Dipendenze: Ceart, 5 richieste ai candidati alle Regionali toscane dalla prevenzione alla sanità territoriale

“Non solo droghe e alcol, oggi dipendenze nascono anche da social, gaming, azzardo e farmaci. Per questo chiediamo ai candidati un impegno chiaro, in cinque punti, per intervenire: investire nella prevenzione con interventi precoci, affrontare la rigidità normativa sui titoli di studio per gli operatori, costruire nuovi luoghi di cura e sostegno abitativo, integrare sociale e sanitario nella sanità territoriale e distinguere con chiarezza i percorsi terapeutici dal carcere”. Lo dicono dal Ceart, Coordinamento degli enti accreditati della Regione Toscana, che riunisce 22 enti con 41 sedi, 427 dipendenti e 215 operatori che si occupano della cura e la riabilitazione dalle dipendenze, oltre che della prevenzione, dell’accompagnamento e del reinserimento di migliaia di persone e famiglie.
Cinque i punti del manifesto del Ceart, che hanno l’obiettivo di porre la persona al centro, con percorsi personalizzati e vicini ai bisogni reali.
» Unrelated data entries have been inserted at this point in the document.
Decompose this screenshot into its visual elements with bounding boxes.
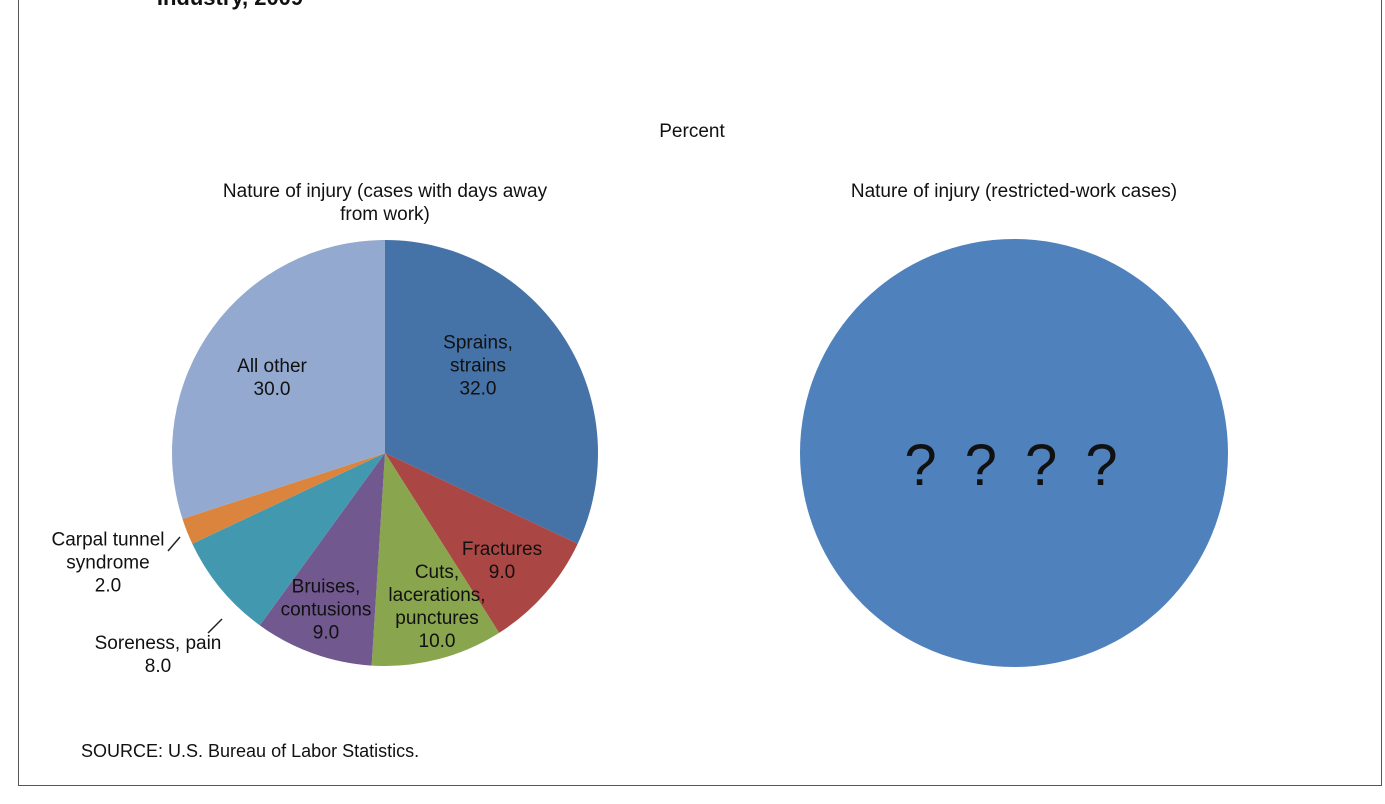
pie-slice bbox=[800, 239, 1228, 667]
value-label: 8.0 bbox=[144, 656, 172, 677]
data-label: Soreness, pain 8.0 bbox=[58, 632, 258, 678]
chart-title: Nature of injury (cases with days away f… bbox=[222, 181, 548, 225]
data-label: Sprains, strains 32.0 bbox=[433, 332, 523, 401]
category-label: Bruises, contusions bbox=[280, 576, 372, 621]
data-label: All other 30.0 bbox=[212, 355, 332, 401]
value-label: 2.0 bbox=[94, 575, 122, 597]
data-label: Carpal tunnel syndrome 2.0 bbox=[38, 529, 178, 598]
category-label: Soreness, pain bbox=[94, 633, 222, 654]
value-label: 9.0 bbox=[488, 562, 516, 583]
pie-slice bbox=[371, 453, 500, 666]
category-label: All other bbox=[237, 356, 307, 377]
chart-title: Nature of injury (restricted-work cases) bbox=[850, 181, 1178, 202]
category-label: ? ? ? ? bbox=[904, 433, 1124, 498]
pie-slice bbox=[385, 453, 578, 633]
value-label: 9.0 bbox=[312, 622, 340, 644]
value-label: 32.0 bbox=[459, 378, 497, 400]
value-label: 30.0 bbox=[253, 379, 291, 400]
data-label: Bruises, contusions 9.0 bbox=[276, 576, 376, 645]
category-label: Fractures bbox=[461, 539, 543, 560]
data-label: Cuts, lacerations, punctures 10.0 bbox=[387, 561, 487, 653]
data-label: Fractures 9.0 bbox=[442, 538, 562, 584]
leader-line bbox=[207, 618, 223, 634]
pie-slice bbox=[171, 240, 385, 519]
category-label: Carpal tunnel syndrome bbox=[51, 529, 165, 574]
value-label: 10.0 bbox=[418, 631, 456, 652]
source-note: SOURCE: U.S. Bureau of Labor Statistics. bbox=[81, 741, 420, 761]
data-label: ? ? ? ? bbox=[864, 434, 1164, 498]
pie-slice bbox=[385, 240, 598, 544]
category-label: Cuts, lacerations, punctures bbox=[388, 562, 486, 629]
subtitle: Percent bbox=[659, 121, 725, 142]
page-title: Industry, 2009 bbox=[157, 0, 303, 9]
pie-slice bbox=[192, 453, 385, 626]
pie-slice bbox=[259, 453, 385, 666]
category-label: Sprains, strains bbox=[443, 332, 513, 377]
pie-slice bbox=[182, 453, 385, 544]
frame bbox=[18, 0, 1382, 786]
leader-line bbox=[167, 536, 181, 552]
Innanzitutto, “co-programmazione e co-progettazione con la Regione”: “Solo con un dialogo strutturato e una progettazione comune si può passare da azioni isolate a una vera politica regionale sistematica sulle dipendenze. Per questo chiediamo co-programmazione e co-progettazione con la Regione, per inserire stabilmente la prevenzione nel piano regionale sulle dipendenze, definendo insieme obiettivi e priorità e costruendo soluzioni concrete. È importante anche il coinvolgimento attivo di famiglie, scuola e comunità, perché i fattori di protezione nascono da relazioni educative solide, con metodologie evidence-based, che valutino concretamente gli esiti e i cambiamenti nei comportamenti dei ragazzi”.
Poi, “cronicità e marginalità”: “Chi soffre di dipendenze croniche rischia isolamento e ricadute senza adeguati sostegni. Serve un sistema abitativo con diversi livelli di cura e interventi di reinserimento socio-lavorativo. Fondamentale anche l’assistenza domiciliare e territoriale modulata sui bisogni della persona”.
Terzo punto la “sanità territoriale”: “Le dipendenze devono rientrare a pieno titolo nella riforma della sanità territoriale. Occorrono percorsi personalizzati gestiti dagli enti accreditati, dal diurno al domiciliare. Prioritario garantire continuità tra comunità terapeutica e reinserimento per evitare abbandoni”.
Ancora, il “carcere”: “Le comunità terapeutiche non sono luoghi di custodia, ma spazi di cura e riabilitazione. Occorre riaprire un tavolo regionale per migliorare i percorsi alternativi al carcere. Solo unendo istituzioni, enti e terzo settore si può garantire reinserimento e ridurre recidive”.
Infine, i “titoli di studio professionali: Il problema non è la mancanza numerica di operatori, ma l’assenza di profili adeguati e riconosciuti. La rigidità normativa non valorizza le competenze reali di chi lavora da anni nel settore. Serve un intervento regionale che definisca percorsi abilitanti, titoli e riconoscimento dell’esperienza, per garantire qualità dei servizi, e una collaborazione tra Regione, Università e Ceart per formare nuovi professionisti e garantire continuità dei servizi”.
Conclude il Ceart: “Chiediamo che la Regione consideri la prevenzione come un investimento sociale e sanitario strategico, capace di proteggere i giovani e ridurre i costi futuri della marginalità e della cura”.